Melek Hanım Çiftliği ismine, savaş sırasında askerlerin günlüklerinde, kıta komutanlarının emir ve talimatlarında, muharebe alanını ayrıntılı olarak gösteren Şevki Paşa haritasında rastlanmaktadır. Çiftlik bu ismi sahibi olan Melek Hanım’dan almıştır. Çiftliğin sahibesi hanımın adı gerçekten Melek mi idi yoksa savaş sırasında çiftlik binasını revire, sargıyerine dönüştüren, elinde ne var ne yok askerin hizmetine sunan bu iyi kalpli, müşfik hanıma askerlerin gönülden yakıştırdıkları “Melek” sıfatı mı olduğu bilinmemektedir.
Melek Hanım’ın savaş sırasında çiftliğini terk etmediği, çiftlikte beraber yaşadığı yakınlarıyla askerlere yardımcı olduklarını, bölgede bulunan kıta komutanlarıyla çektirdikleri fotoğraflardan anlamak mümkündür. 25 Nisan’da başlayan kara muharebeleri ile cepheden geri bölgelere sevk edilen yaralılar için Melek Hanım Çiftliği, bünyesinde mevcut sargıyeri nedeniyle, bölgedeki ilk revir olarak hizmet vermeye başlamıştır. Sonrasında ise Seddülbahir Cephesi’nde muharebe eden tümenlerin yaralı askerleri için Soğanlıdere bölgesinde Melek Hanım Çiftliği’nde bulunan sargıyeri civarı bir sıhhiye istasyonu olarak şekillenmeye başlamıştı. Seddülbahir Cephesi’nin bilhassa sol cenahında Kerevizdere mıntıkasında muharebe eden 7., 2., 12. ve 15. Tümenlerin sargıyeri ve hastaneleri Soğanlıdere civarında kurulmuştur. Bu sağlık tesislerinde, cephedeki sargıyerlerinden sevk edilen ağır yaralı, yaralı ve hastaların bir kısmının ameliyatları, tedavileri yapılmakta, diğer bir kısmı da daha geride bulunan merkez, menzil ve diğer harp hastanelerine sevk edilmekteydi. Burada tedavi görürken hayatını kaybeden askerler, ağırlıklı olarak Melek Hanım Çiftliği civarı olmak üzere hazırlanan şüheda kabristanlarına defnedilmişlerdi.

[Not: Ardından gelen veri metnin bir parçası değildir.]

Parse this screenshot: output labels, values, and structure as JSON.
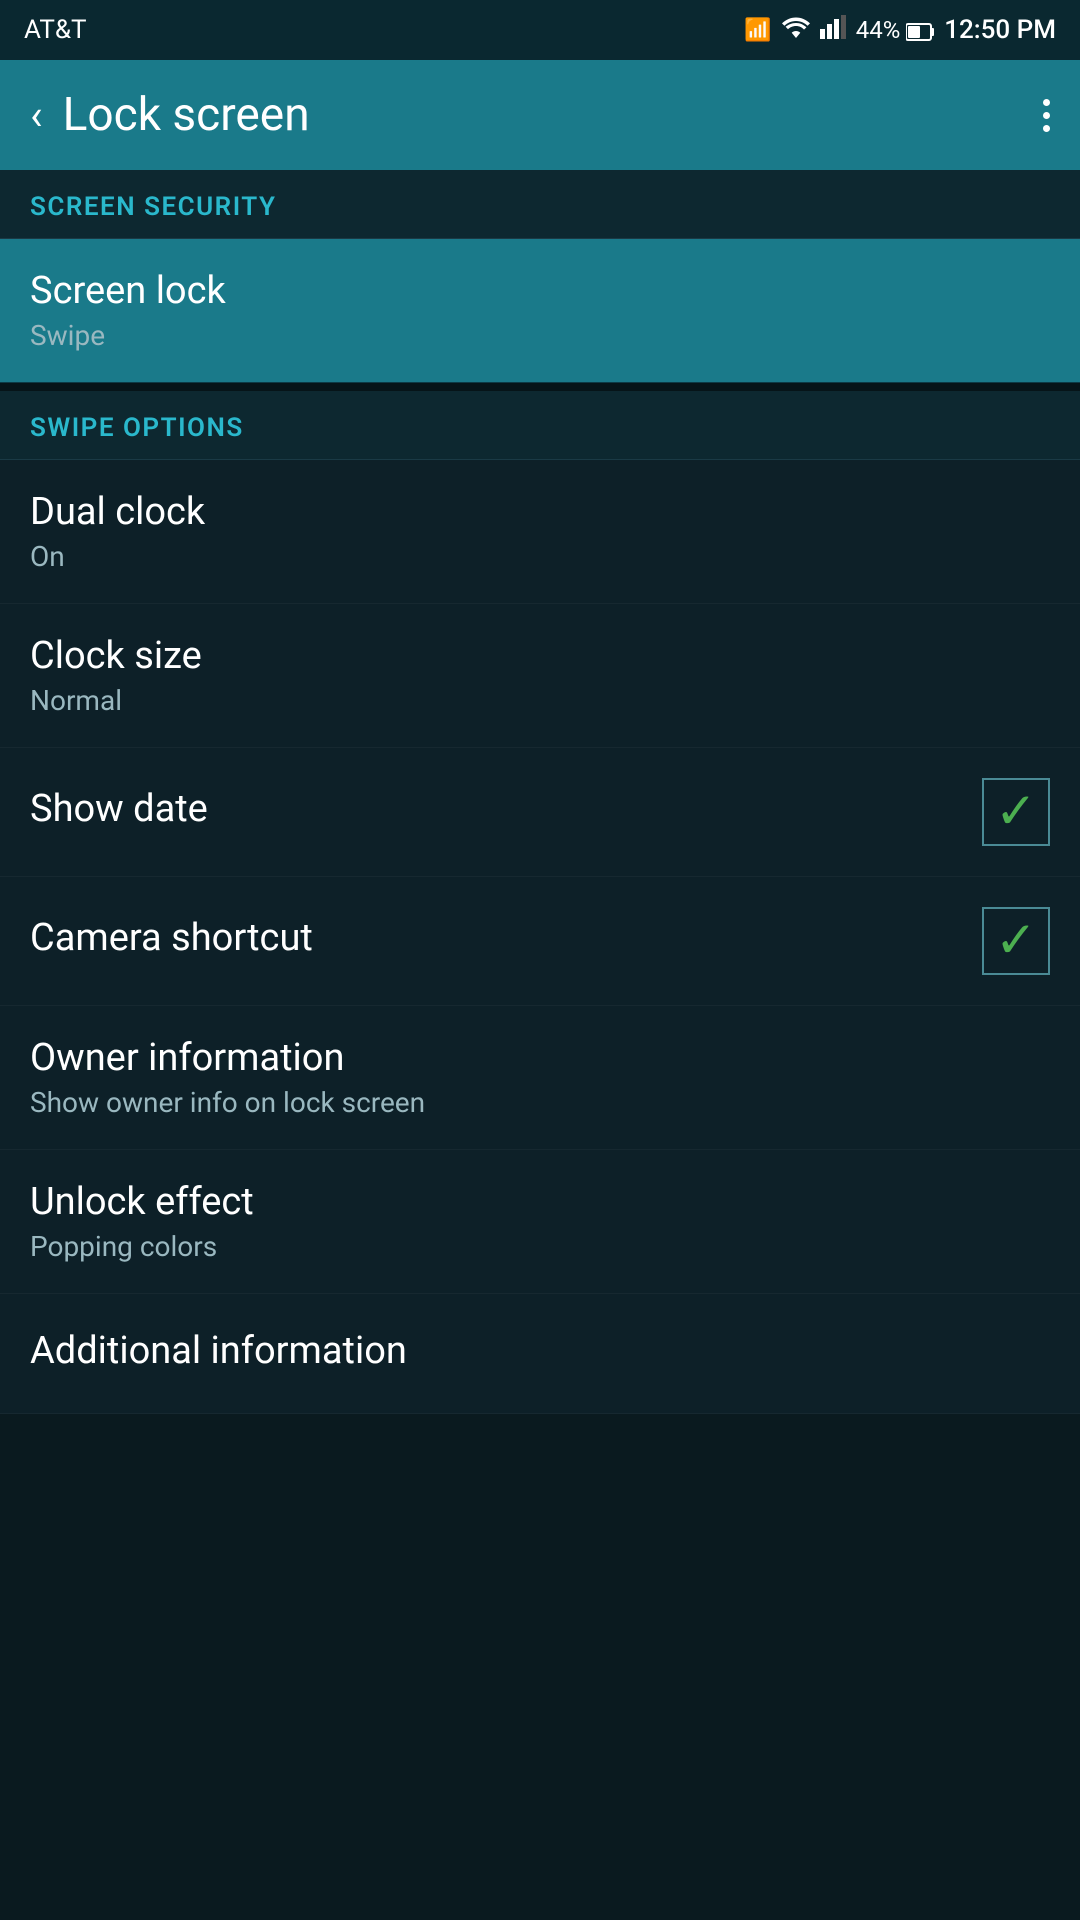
{
  "status_bar": {
    "carrier": "AT&T",
    "battery": "44%",
    "time": "12:50 PM"
  },
  "app_bar": {
    "title": "Lock screen",
    "more_label": "More options"
  },
  "sections": [
    {
      "id": "screen_security",
      "header": "SCREEN SECURITY",
      "items": [
        {
          "id": "screen_lock",
          "title": "Screen lock",
          "subtitle": "Swipe",
          "highlighted": true,
          "has_checkbox": false
        }
      ]
    },
    {
      "id": "swipe_options",
      "header": "SWIPE OPTIONS",
      "items": [
        {
          "id": "dual_clock",
          "title": "Dual clock",
          "subtitle": "On",
          "highlighted": false,
          "has_checkbox": false
        },
        {
          "id": "clock_size",
          "title": "Clock size",
          "subtitle": "Normal",
          "highlighted": false,
          "has_checkbox": false
        },
        {
          "id": "show_date",
          "title": "Show date",
          "subtitle": "",
          "highlighted": false,
          "has_checkbox": true,
          "checked": true
        },
        {
          "id": "camera_shortcut",
          "title": "Camera shortcut",
          "subtitle": "",
          "highlighted": false,
          "has_checkbox": true,
          "checked": true
        },
        {
          "id": "owner_information",
          "title": "Owner information",
          "subtitle": "Show owner info on lock screen",
          "highlighted": false,
          "has_checkbox": false
        },
        {
          "id": "unlock_effect",
          "title": "Unlock effect",
          "subtitle": "Popping colors",
          "highlighted": false,
          "has_checkbox": false
        },
        {
          "id": "additional_information",
          "title": "Additional information",
          "subtitle": "",
          "highlighted": false,
          "has_checkbox": false
        }
      ]
    }
  ]
}
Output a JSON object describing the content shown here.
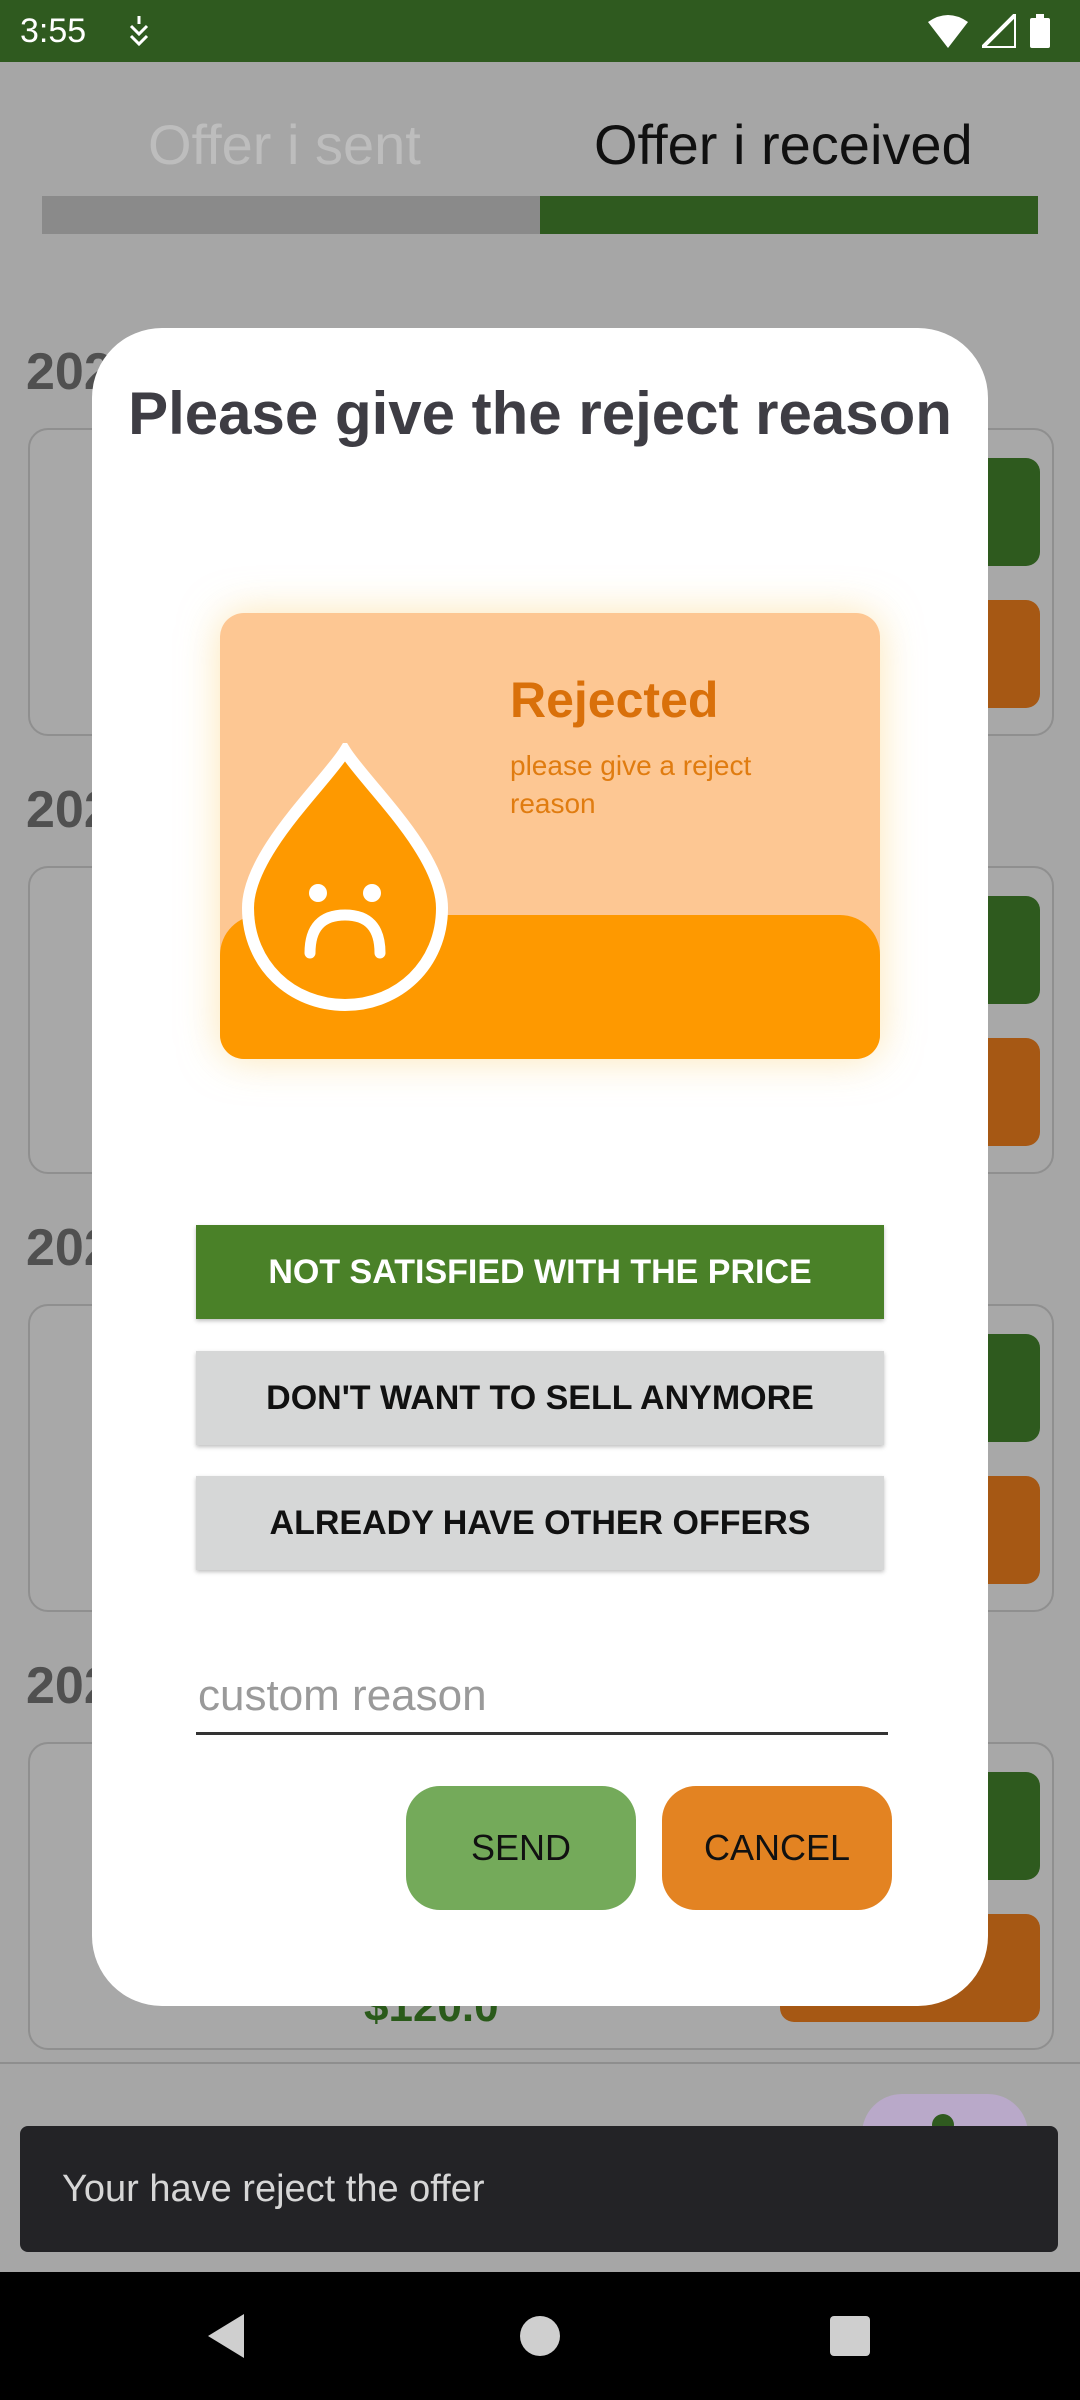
{
  "status_bar": {
    "time": "3:55"
  },
  "tabs": [
    {
      "label": "Offer i sent",
      "active": false
    },
    {
      "label": "Offer i received",
      "active": true
    }
  ],
  "background_cards": {
    "year_labels": [
      "202",
      "202",
      "202",
      "202"
    ],
    "last_price_partial": "$120.0"
  },
  "dialog": {
    "title": "Please give the reject reason",
    "illustration": {
      "title": "Rejected",
      "subtitle": "please give a reject reason"
    },
    "options": [
      {
        "label": "NOT SATISFIED WITH THE PRICE",
        "selected": true
      },
      {
        "label": "DON'T WANT TO SELL ANYMORE",
        "selected": false
      },
      {
        "label": "ALREADY HAVE OTHER OFFERS",
        "selected": false
      }
    ],
    "custom_reason": {
      "value": "",
      "placeholder": "custom reason"
    },
    "send_label": "SEND",
    "cancel_label": "CANCEL"
  },
  "snackbar": {
    "message": "Your have reject the offer"
  },
  "colors": {
    "primary_green": "#4a8128",
    "dark_green": "#2f5a1f",
    "cancel_orange": "#e38322",
    "illustration_orange": "#fe9900"
  }
}
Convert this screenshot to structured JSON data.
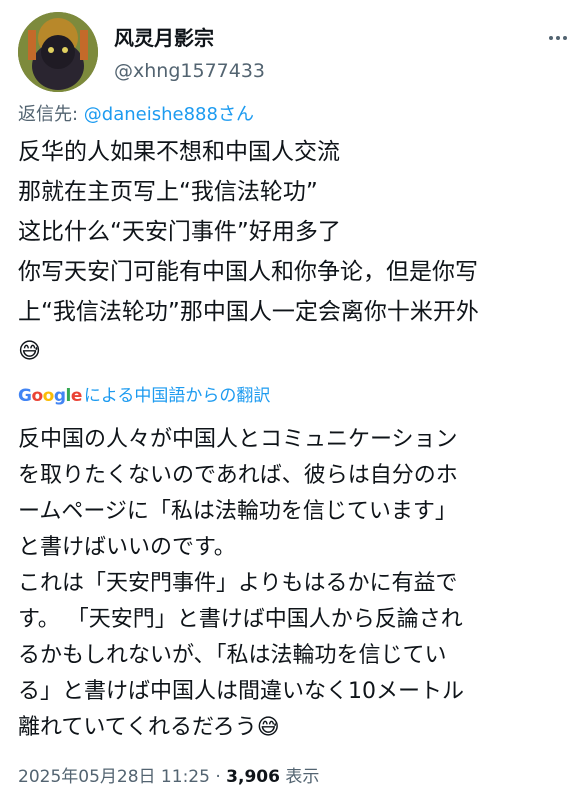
{
  "author": {
    "name": "风灵月影宗",
    "handle": "@xhng1577433"
  },
  "reply": {
    "prefix": "返信先: ",
    "mention": "@daneishe888さん"
  },
  "tweet_lines": [
    "反华的人如果不想和中国人交流",
    "那就在主页写上“我信法轮功”",
    "这比什么“天安门事件”好用多了",
    "你写天安门可能有中国人和你争论，但是你写",
    "上“我信法轮功”那中国人一定会离你十米开外",
    "😅"
  ],
  "translation": {
    "google_letters": [
      "G",
      "o",
      "o",
      "g",
      "l",
      "e"
    ],
    "label": "による中国語からの翻訳",
    "lines": [
      "反中国の人々が中国人とコミュニケーション",
      "を取りたくないのであれば、彼らは自分のホ",
      "ームページに「私は法輪功を信じています」",
      "と書けばいいのです。",
      "これは「天安門事件」よりもはるかに有益で",
      "す。 「天安門」と書けば中国人から反論され",
      "るかもしれないが、「私は法輪功を信じてい",
      "る」と書けば中国人は間違いなく10メートル",
      "離れていてくれるだろう😅"
    ]
  },
  "meta": {
    "timestamp": "2025年05月28日 11:25",
    "separator": " · ",
    "views": "3,906",
    "views_label": " 表示"
  },
  "icons": {
    "more": "more-options-icon"
  }
}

Melek Hanım Çiftliği ismi askerî kayıtlara belirleyici ve izah edici bir yer olarak 2. Tümen Kumandanı Yarbay Hasan Askeri Bey’in 22 Haziran 1915’te verdiği tümen emrinde geçmektedir:
“6. Sıhhiye bölüğü, yaralıların arkası alınıncaya kadar yerinde kalacak yaralı taşıma işinin bittiğini bana bildirecektir. Yaralılar araba durak yerinden sonra, Ali Bey Çiftliği ile Melek Hanım şosesi üzerinden taşınacaklardır. Bu şose üzerinde, yaralılardan başka hiçbir kıta ve er bulunamayacaktır.”
Topçu Subayı Teğmen Mehmet Sinan ise harp hatıralarında 11 Temmuz 1915 günü cephede bataryası ile başka bir noktaya intikal ederken Melek Hanım Çiftliği’nden geçmektedir ve savaş sırasında sağlık tesislerinin de bombardımanlardan nasibini aldığını aktarmaktadır:
“11 Temmuz 1915 günü batarya kumandanım Mahmud Bey’le birlikte Melek Hanım Çiftliği’ne doğru yol almaya başlamıştık. Gittikçe mermi sesleri piyade ve makineli ateşleri ve bomba gürültüleri daha seçkin duyuluyor, harp fırtınasının ılık rüzgârları yüzümüzü çalıyordu. Evvelce endâht edilse de çif tliğin civarında yere düşen otuzbeşlik mermilerin açtığıçukurlar pek korkunçtu. Çapı on metreyi geçen bu çukurların bazıları içinden sular çıkmış olduğundan âdeta bir avadana benziyor ve gelen geçen sularından içiyordu…”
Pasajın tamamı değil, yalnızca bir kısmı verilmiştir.